Fazit: Es käme eine Inflationsspirale in Gang, die ein immer noch höheres BGE erfordern würde und am Ende wäre es nicht bezahlbar. Der Staatsbankrott wäre die sichere Konsequenz.
Unser Staat funktioniert, weil viele Menschen bereit sind, über ihre Arbeit ihren Teil an der Wirtschaft zu leisten, um dafür Geld zu bekommen und davon Steuern und Sozialabgaben zu zahlen. Das wiederum funktioniert so lange, wie die Produktivität dieser Menschen ausreicht, um all jene mitzuziehen, die nicht mehr oder noch nicht oder vorübergehend nicht arbeiten können.
Das Problem mit solchen Leistungen ist.. das es wie ein Magnet wirkt und jeden der Welt anziehen würde...
Klar würden sich viele freuen... aber ich halte relativ wenig davon...
Ich bin eigentlich dafür. Denn es würde viel Arbeit ersparen. Da dieses Einkommen bedingungslos wäre, wurden auch Schlechtverdiener viel besser dastehen und nicht auf Hilfen angewiesen sein. Und ich glaube nicht, daß jemand, der Arbeit hat, aufhört, weil er zusätzlich zum Einkommen ein BGE bekommt...oder jemand, der die Möglichkeit hat zu arbeiten, deswegen lieber zu Hause bleibt. Jedoch wurden viele Anträge überflüssig. Zum Beispiel bei Erwerbsminderungsrente/ Rente, die aufgestockt werden muß, weil sie allein nicht ausreicht. Rente plus BGE waren dann ausreichend und die ständigen Nachfragen, Fragebögen und sonstiger Papierkram überflüssig
Wenn man mehr Geld in das System pumpt (indem man Leuten Geld gibt), dann verliert das Geld nur an Wert und Preise steigen weiter.
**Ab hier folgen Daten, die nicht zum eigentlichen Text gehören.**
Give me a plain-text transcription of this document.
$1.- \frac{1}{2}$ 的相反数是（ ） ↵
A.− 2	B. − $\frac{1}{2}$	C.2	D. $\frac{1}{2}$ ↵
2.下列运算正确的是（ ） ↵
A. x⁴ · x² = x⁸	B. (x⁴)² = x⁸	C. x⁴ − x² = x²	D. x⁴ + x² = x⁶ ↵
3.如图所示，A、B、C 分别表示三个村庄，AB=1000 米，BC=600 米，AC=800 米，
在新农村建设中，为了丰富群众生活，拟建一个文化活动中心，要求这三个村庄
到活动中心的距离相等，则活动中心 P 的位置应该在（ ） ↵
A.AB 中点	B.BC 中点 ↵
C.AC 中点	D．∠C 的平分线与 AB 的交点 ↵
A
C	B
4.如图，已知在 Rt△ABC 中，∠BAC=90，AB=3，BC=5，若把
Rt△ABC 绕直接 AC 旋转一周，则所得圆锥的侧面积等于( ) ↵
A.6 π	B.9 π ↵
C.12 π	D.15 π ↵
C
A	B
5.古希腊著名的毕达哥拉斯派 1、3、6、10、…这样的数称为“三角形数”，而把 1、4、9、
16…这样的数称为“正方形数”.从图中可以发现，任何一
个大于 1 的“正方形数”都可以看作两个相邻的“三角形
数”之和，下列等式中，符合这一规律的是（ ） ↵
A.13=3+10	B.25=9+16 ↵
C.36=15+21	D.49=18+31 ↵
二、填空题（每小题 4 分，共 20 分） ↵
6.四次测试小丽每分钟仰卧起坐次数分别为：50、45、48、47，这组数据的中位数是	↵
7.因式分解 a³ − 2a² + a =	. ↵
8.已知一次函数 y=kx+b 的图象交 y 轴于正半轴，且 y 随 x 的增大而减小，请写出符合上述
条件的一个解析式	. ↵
Denn Angebot und Nachfrage bestimmen immer den Preis. Durch künstliches Geld steigt die Nachfrage bei gleichem Angebot (oder sogar weniger, wenn weniger gearbeitet wird). Daher macht es gesamtwirtschaftlich nicht wirklich Sinn.
Dann warte mal ein paar Jahre ab bis dein COPD so weit fortgeschritten ist das du nur noch Halbtags arbeiten kannst oder auch gar nicht mehr. Spätestens dann wird auch ein BGE für dich interessant.